1. The tunica adventitia, which is connective tissue and also blood vessels. (See below for more on this.)

2. The tunica media, of smooth muscle fibers. (These muscles permit very fine control over the circulation; they are not under conscious control.)

3. The tunica intima, which is the "inner epithelium" (really the "inner skin" of the vessel) and, if the vessel is an artery, some additional tissues.

So we are clearly talking about something deep inside - so much so, that we can say it is our "inner skin"... the inner skin of our hearts. This void, so often filled with ourselves (what is more useless than that!) we beg that the Holy Spirit fill. No, actually, it is "refill" and it is not a beg - it is an imperative.

How dare we command God?

No - He knows we are begging.

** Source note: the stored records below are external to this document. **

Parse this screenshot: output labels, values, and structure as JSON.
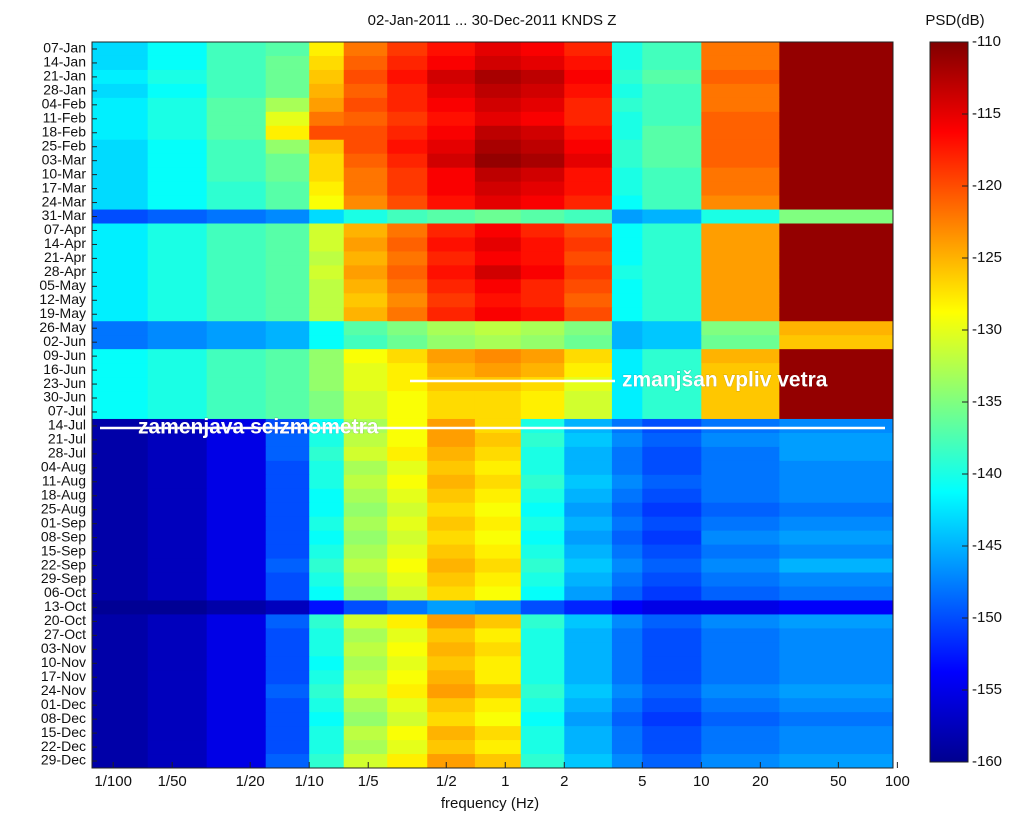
{
  "chart_data": {
    "type": "heatmap",
    "title": "02-Jan-2011 ... 30-Dec-2011  KNDS  Z",
    "x_label": "frequency (Hz)",
    "colorbar_label": "PSD(dB)",
    "log_x": true,
    "xlim": [
      0.0078,
      95
    ],
    "xticks": [
      {
        "value": 0.01,
        "label": "1/100"
      },
      {
        "value": 0.02,
        "label": "1/50"
      },
      {
        "value": 0.05,
        "label": "1/20"
      },
      {
        "value": 0.1,
        "label": "1/10"
      },
      {
        "value": 0.2,
        "label": "1/5"
      },
      {
        "value": 0.5,
        "label": "1/2"
      },
      1,
      2,
      5,
      10,
      20,
      50,
      100
    ],
    "xbins": [
      0.0078,
      0.015,
      0.03,
      0.06,
      0.1,
      0.15,
      0.25,
      0.4,
      0.7,
      1.2,
      2,
      3.5,
      5,
      10,
      25,
      95
    ],
    "categories": [
      "07-Jan",
      "14-Jan",
      "21-Jan",
      "28-Jan",
      "04-Feb",
      "11-Feb",
      "18-Feb",
      "25-Feb",
      "03-Mar",
      "10-Mar",
      "17-Mar",
      "24-Mar",
      "31-Mar",
      "07-Apr",
      "14-Apr",
      "21-Apr",
      "28-Apr",
      "05-May",
      "12-May",
      "19-May",
      "26-May",
      "02-Jun",
      "09-Jun",
      "16-Jun",
      "23-Jun",
      "30-Jun",
      "07-Jul",
      "14-Jul",
      "21-Jul",
      "28-Jul",
      "04-Aug",
      "11-Aug",
      "18-Aug",
      "25-Aug",
      "01-Sep",
      "08-Sep",
      "15-Sep",
      "22-Sep",
      "29-Sep",
      "06-Oct",
      "13-Oct",
      "20-Oct",
      "27-Oct",
      "03-Nov",
      "10-Nov",
      "17-Nov",
      "24-Nov",
      "01-Dec",
      "08-Dec",
      "15-Dec",
      "22-Dec",
      "29-Dec"
    ],
    "z": [
      [
        -143,
        -141,
        -138,
        -137,
        -128,
        -122,
        -119,
        -117,
        -115,
        -116,
        -118,
        -140,
        -138,
        -122,
        -111
      ],
      [
        -143,
        -141,
        -138,
        -136,
        -127,
        -121,
        -118,
        -116,
        -114,
        -115,
        -117,
        -140,
        -138,
        -122,
        -111
      ],
      [
        -142,
        -140,
        -138,
        -136,
        -126,
        -120,
        -117,
        -114,
        -112,
        -113,
        -116,
        -139,
        -137,
        -121,
        -111
      ],
      [
        -143,
        -141,
        -138,
        -136,
        -125,
        -121,
        -118,
        -115,
        -113,
        -114,
        -117,
        -140,
        -138,
        -122,
        -111
      ],
      [
        -142,
        -140,
        -137,
        -133,
        -124,
        -120,
        -118,
        -116,
        -114,
        -115,
        -118,
        -139,
        -138,
        -122,
        -111
      ],
      [
        -142,
        -140,
        -137,
        -130,
        -122,
        -121,
        -119,
        -117,
        -115,
        -116,
        -118,
        -140,
        -138,
        -121,
        -111
      ],
      [
        -142,
        -140,
        -137,
        -128,
        -120,
        -120,
        -118,
        -116,
        -113,
        -114,
        -117,
        -140,
        -137,
        -121,
        -111
      ],
      [
        -143,
        -141,
        -138,
        -134,
        -126,
        -120,
        -117,
        -115,
        -112,
        -113,
        -116,
        -139,
        -137,
        -121,
        -111
      ],
      [
        -143,
        -141,
        -138,
        -136,
        -127,
        -121,
        -118,
        -114,
        -111,
        -112,
        -115,
        -139,
        -137,
        -121,
        -111
      ],
      [
        -143,
        -141,
        -138,
        -136,
        -127,
        -122,
        -119,
        -116,
        -113,
        -114,
        -117,
        -140,
        -138,
        -122,
        -111
      ],
      [
        -143,
        -141,
        -139,
        -137,
        -128,
        -122,
        -119,
        -116,
        -114,
        -115,
        -117,
        -140,
        -138,
        -122,
        -111
      ],
      [
        -143,
        -141,
        -139,
        -137,
        -129,
        -123,
        -120,
        -117,
        -115,
        -116,
        -118,
        -141,
        -138,
        -123,
        -111
      ],
      [
        -150,
        -149,
        -148,
        -147,
        -143,
        -140,
        -138,
        -137,
        -136,
        -137,
        -138,
        -146,
        -145,
        -140,
        -135
      ],
      [
        -142,
        -140,
        -138,
        -137,
        -131,
        -125,
        -122,
        -118,
        -116,
        -118,
        -120,
        -141,
        -139,
        -124,
        -111
      ],
      [
        -142,
        -140,
        -138,
        -137,
        -131,
        -124,
        -121,
        -117,
        -115,
        -117,
        -119,
        -141,
        -139,
        -124,
        -111
      ],
      [
        -142,
        -140,
        -138,
        -137,
        -132,
        -125,
        -122,
        -118,
        -116,
        -117,
        -120,
        -141,
        -139,
        -124,
        -111
      ],
      [
        -142,
        -140,
        -138,
        -137,
        -131,
        -124,
        -121,
        -117,
        -114,
        -116,
        -119,
        -140,
        -139,
        -124,
        -111
      ],
      [
        -142,
        -140,
        -138,
        -137,
        -132,
        -125,
        -122,
        -118,
        -116,
        -118,
        -120,
        -141,
        -139,
        -124,
        -111
      ],
      [
        -142,
        -140,
        -138,
        -137,
        -132,
        -126,
        -123,
        -119,
        -117,
        -118,
        -121,
        -141,
        -139,
        -124,
        -111
      ],
      [
        -142,
        -140,
        -138,
        -137,
        -132,
        -125,
        -122,
        -118,
        -116,
        -117,
        -120,
        -141,
        -139,
        -124,
        -111
      ],
      [
        -148,
        -147,
        -146,
        -145,
        -141,
        -137,
        -135,
        -133,
        -132,
        -133,
        -135,
        -145,
        -144,
        -135,
        -125
      ],
      [
        -148,
        -147,
        -146,
        -145,
        -141,
        -138,
        -136,
        -134,
        -133,
        -134,
        -136,
        -145,
        -144,
        -136,
        -126
      ],
      [
        -141,
        -140,
        -138,
        -137,
        -134,
        -129,
        -127,
        -124,
        -123,
        -124,
        -127,
        -142,
        -139,
        -125,
        -111
      ],
      [
        -141,
        -140,
        -138,
        -137,
        -134,
        -130,
        -128,
        -125,
        -124,
        -125,
        -128,
        -142,
        -139,
        -126,
        -111
      ],
      [
        -141,
        -140,
        -138,
        -137,
        -134,
        -130,
        -128,
        -126,
        -126,
        -127,
        -130,
        -142,
        -139,
        -126,
        -111
      ],
      [
        -141,
        -140,
        -138,
        -137,
        -135,
        -131,
        -129,
        -127,
        -127,
        -128,
        -131,
        -142,
        -139,
        -126,
        -111
      ],
      [
        -141,
        -140,
        -138,
        -137,
        -135,
        -131,
        -129,
        -127,
        -127,
        -128,
        -131,
        -142,
        -139,
        -126,
        -111
      ],
      [
        -158,
        -157,
        -155,
        -150,
        -141,
        -133,
        -129,
        -124,
        -127,
        -140,
        -145,
        -148,
        -150,
        -148,
        -147
      ],
      [
        -158,
        -157,
        -155,
        -149,
        -140,
        -132,
        -129,
        -124,
        -126,
        -139,
        -144,
        -147,
        -149,
        -147,
        -146
      ],
      [
        -158,
        -157,
        -155,
        -149,
        -139,
        -131,
        -128,
        -125,
        -127,
        -140,
        -145,
        -148,
        -150,
        -148,
        -146
      ],
      [
        -158,
        -157,
        -155,
        -150,
        -140,
        -133,
        -130,
        -126,
        -128,
        -140,
        -145,
        -148,
        -150,
        -148,
        -147
      ],
      [
        -158,
        -157,
        -155,
        -150,
        -140,
        -132,
        -129,
        -125,
        -127,
        -139,
        -144,
        -147,
        -149,
        -148,
        -147
      ],
      [
        -158,
        -157,
        -155,
        -150,
        -141,
        -133,
        -130,
        -126,
        -128,
        -140,
        -145,
        -148,
        -150,
        -148,
        -147
      ],
      [
        -158,
        -157,
        -155,
        -150,
        -141,
        -134,
        -131,
        -127,
        -129,
        -141,
        -146,
        -149,
        -151,
        -149,
        -148
      ],
      [
        -158,
        -157,
        -155,
        -150,
        -140,
        -133,
        -130,
        -126,
        -128,
        -140,
        -145,
        -148,
        -150,
        -148,
        -147
      ],
      [
        -158,
        -157,
        -155,
        -150,
        -141,
        -134,
        -131,
        -127,
        -129,
        -141,
        -146,
        -149,
        -151,
        -147,
        -146
      ],
      [
        -158,
        -157,
        -155,
        -150,
        -140,
        -133,
        -130,
        -126,
        -128,
        -140,
        -145,
        -148,
        -150,
        -148,
        -147
      ],
      [
        -158,
        -157,
        -155,
        -149,
        -139,
        -132,
        -129,
        -125,
        -127,
        -139,
        -144,
        -147,
        -149,
        -147,
        -145
      ],
      [
        -158,
        -157,
        -155,
        -150,
        -140,
        -133,
        -130,
        -126,
        -128,
        -140,
        -145,
        -148,
        -150,
        -148,
        -147
      ],
      [
        -158,
        -157,
        -155,
        -150,
        -141,
        -134,
        -131,
        -127,
        -129,
        -141,
        -146,
        -149,
        -151,
        -149,
        -148
      ],
      [
        -159,
        -159,
        -158,
        -157,
        -153,
        -150,
        -148,
        -146,
        -147,
        -150,
        -152,
        -154,
        -155,
        -155,
        -154
      ],
      [
        -158,
        -157,
        -155,
        -149,
        -139,
        -131,
        -128,
        -124,
        -126,
        -139,
        -144,
        -147,
        -149,
        -147,
        -146
      ],
      [
        -158,
        -157,
        -155,
        -150,
        -140,
        -133,
        -130,
        -126,
        -128,
        -140,
        -145,
        -148,
        -150,
        -148,
        -147
      ],
      [
        -158,
        -157,
        -155,
        -150,
        -140,
        -132,
        -129,
        -125,
        -127,
        -140,
        -145,
        -148,
        -150,
        -148,
        -147
      ],
      [
        -158,
        -157,
        -155,
        -150,
        -141,
        -133,
        -130,
        -126,
        -128,
        -140,
        -145,
        -148,
        -150,
        -148,
        -147
      ],
      [
        -158,
        -157,
        -155,
        -150,
        -140,
        -132,
        -129,
        -125,
        -128,
        -140,
        -145,
        -148,
        -150,
        -148,
        -147
      ],
      [
        -158,
        -157,
        -155,
        -149,
        -139,
        -131,
        -128,
        -124,
        -126,
        -139,
        -144,
        -147,
        -149,
        -147,
        -146
      ],
      [
        -158,
        -157,
        -155,
        -150,
        -140,
        -133,
        -130,
        -126,
        -128,
        -140,
        -145,
        -148,
        -150,
        -148,
        -147
      ],
      [
        -158,
        -157,
        -155,
        -150,
        -141,
        -134,
        -131,
        -127,
        -129,
        -141,
        -146,
        -149,
        -151,
        -149,
        -148
      ],
      [
        -158,
        -157,
        -155,
        -150,
        -140,
        -132,
        -129,
        -125,
        -127,
        -140,
        -145,
        -148,
        -150,
        -148,
        -147
      ],
      [
        -158,
        -157,
        -155,
        -150,
        -140,
        -133,
        -130,
        -126,
        -128,
        -140,
        -145,
        -148,
        -150,
        -148,
        -147
      ],
      [
        -158,
        -157,
        -155,
        -149,
        -139,
        -131,
        -128,
        -124,
        -126,
        -139,
        -144,
        -147,
        -149,
        -147,
        -146
      ]
    ],
    "zlim": [
      -160,
      -110
    ],
    "zticks": [
      -160,
      -155,
      -150,
      -145,
      -140,
      -135,
      -130,
      -125,
      -120,
      -115,
      -110
    ],
    "colormap": "jet",
    "annotations": [
      "zmanjšan vpliv vetra",
      "zamenjava seizmometra"
    ]
  }
}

We speak in our emptiness. We once had the fullness of His light and strength and love - we cast it out to make room for ourselves.

We need Him to come and refill us. But unlike the jets, He does not fly off afterwards. He stays... for He is hospes, our guest.

Come, Holy Spirit!


A comment, off the main topic: yes, we must not forget that the blood vessels themselves need to be nourished by blood. The inmost layers are near enough to the lumen to receive their supply directly, but except in the very small vessels, the blood vessels themselves need to have smaller vessels to bring them nourishment! These are called vasa vasorum - the "vessels of vessels". One many recall that the Pope is called the "servus servorum Dei - the servant of the servants of God... and from this we remember that, by Subsidiarity, the hierarchy of the Church works upside down - for as Jesus told us He came "not to be served, but to serve" [Mt 20:28]. It is a lesson in mystical histology: as blood vessels also need blood vessels, so priests need priests.